By contrast, results from clinical trials with rosiglitazone suggest that those without an APOE ε4 allele exhibit cognitive and functional improvement in response to rosiglitazone, while those that do carry the allele carriers showed no improvement and some decline was noted (Risner et al., 2006). ApoE4 and C-terminal-truncated fragments of apoE4 [apoE4(1–272), lacking the C-terminal 27 aa] impair cytoskeletal structure and mitochondrial function and its seems that rosiglitazone reverses this effect.
Conclusions
There is still controversy regarding the reasons why clinical trials with NSAIDs have provided such disappointing results. Here we suggest that the short duration of the trials, the use of drugs targeting the wrong molecule, the wrong timing of the treatment (patients too old or too severely ill), the low levels of the drugs reaching the CNS and the genetic variability of the patients may all have contributed to the failures.
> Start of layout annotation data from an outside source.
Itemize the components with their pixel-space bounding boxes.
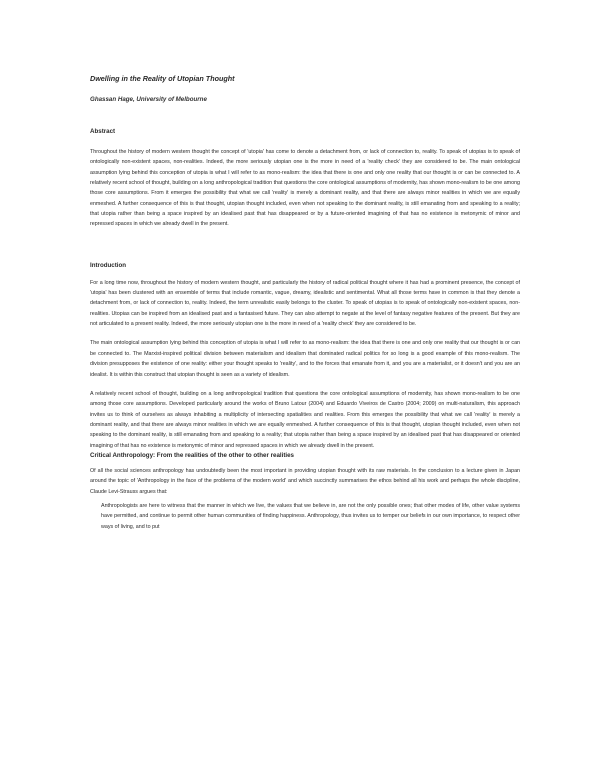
abstract-paragraph: Throughout the history of modern western thought the concept of 'utopia' has come to denote a detachment from, or lack of connection to, reality. To speak of utopias is to speak of ontologically non-existent spaces, non-realities. Indeed, the more seriously utopian one is the more in need of a 'reality check' they are considered to be. The main ontological assumption lying behind this conception of utopia is what I will refer to as mono-realism: the idea that there is one and only one reality that our thought is or can be connected to. A relatively recent school of thought, building on a long anthropological tradition that questions the core ontological assumptions of modernity, has shown mono-realism to be one among those core assumptions. From it emerges the possibility that what we call 'reality' is merely a dominant reality, and that there are always minor realities in which we are equally enmeshed. A further consequence of this is that thought, utopian thought included, even when not speaking to the dominant reality, is still emanating from and speaking to a reality; that utopia rather than being a space inspired by an idealised past that has disappeared or by a future-oriented imagining of that has no existence is metonymic of minor and repressed spaces in which we already dwell in the present.: [90, 149, 520, 228]
introduction-paragraph-2: The main ontological assumption lying behind this conception of utopia is what I will refer to as mono-realism: the idea that there is one and only one reality that our thought is or can be connected to. The Marxist-inspired political division between materialism and idealism that dominated radical politics for so long is a good example of this mono-realism. The division presupposes the existence of one reality: either your thought speaks to 'reality', and to the forces that emanate from it, and you are a materialist, or it doesn't and you are an idealist. It is within this construct that utopian thought is seen as a variety of idealism.: [90, 340, 520, 378]
author-line: Ghassan Hage, University of Melbourne: [90, 96, 207, 103]
introduction-paragraph-1: For a long time now, throughout the history of modern western thought, and particularly the history of radical political thought where it has had a prominent presence, the concept of 'utopia' has been clustered with an ensemble of terms that include romantic, vague, dreamy, idealistic and sentimental. What all those terms have in common is that they denote a detachment from, or lack of connection to, reality. Indeed, the term unrealistic easily belongs to the cluster. To speak of utopias is to speak of ontologically non-existent spaces, non-realities. Utopias can be inspired from an idealised past and a fantasised future. They can also attempt to negate at the level of fantasy negative features of the present. But they are not articulated to a present reality. Indeed, the more seriously utopian one is the more in need of a 'reality check' they are considered to be.: [90, 279, 520, 328]
introduction-heading: Introduction: [90, 261, 127, 269]
block-quote: Anthropologists are here to witness that the manner in which we live, the values that we believe in, are not the only possible ones; that other modes of life, other value systems have permitted, and continue to permit other human communities of finding happiness. Anthropology, thus invites us to temper our beliefs in our own importance, to respect other ways of living, and to put: [101, 502, 520, 530]
critical-anthropology-paragraph: Of all the social sciences anthropology has undoubtedly been the most important in providing utopian thought with its raw materials. In the conclusion to a lecture given in Japan around the topic of 'Anthropology in the face of the problems of the modern world' and which succinctly summarises the ethos behind all his work and perhaps the whole discipline, Claude Levi-Strauss argues that:: [90, 467, 520, 495]
paper-body: [90, 74, 520, 532]
paper-title: Dwelling in the Reality of Utopian Thought: [90, 74, 235, 83]
critical-anthropology-heading: Critical Anthropology: From the realities of the other to other realities: [90, 451, 294, 459]
abstract-heading: Abstract: [90, 128, 116, 135]
introduction-paragraph-3: A relatively recent school of thought, building on a long anthropological tradition that questions the core ontological assumptions of modernity, has shown mono-realism to be one among those core assumptions. Developed particularly around the works of Bruno Latour (2004) and Eduardo Viveiros de Castro (2004; 2009) on multi-naturalism, this approach invites us to think of ourselves as always inhabiting a multiplicity of intersecting spatialities and realities. From this emerges the possibility that what we call 'reality' is merely a dominant reality, and that there are always minor realities in which we are equally enmeshed. A further consequence of this is that thought, utopian thought included, even when not speaking to the dominant reality, is still emanating from and speaking to a reality; that utopia rather than being a space inspired by an idealised past that has disappeared or oriented imagining of that has no existence is metonymic of minor and repressed spaces in which we already dwell in the present.: [90, 390, 520, 449]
It is still unclear whether NSAIDs are beneficial because of their effects on reducing Aβ or whether it is because of their anti-inflammatory action or the interaction between both (reducing inflammation may decrease Aβ generation and the other way around). It would be helpful in the future to determine whether patients involved in trials experience changes in biomarkers in blood or CSF (such as Aβ levels, tau or inflammatory markers) and whether those correlate with cognitive performance.
Taking all the currently available evidence together, NSAIDs should be used as preventive treatment rather than a therapeutic option and this would make more sense in a disease with a long preclinical period, with evidence that microglial/cytokine events take place years or even decades before plaques or tangles are detected (Griffin et al., 1989; Cagnin et al., 2001).
Conflict of Interest Statement
The authors declare that the report was written in the absence of any commercial or financial relationships that could be construed as a potential conflict of interest.
Acknowledgments
We would like to thank Jonathan Cheung for his help in the design of the figure and the Alzheimer's Research Trust for their support (grants ART/PG2009/5 and ART/PPG2009B/10).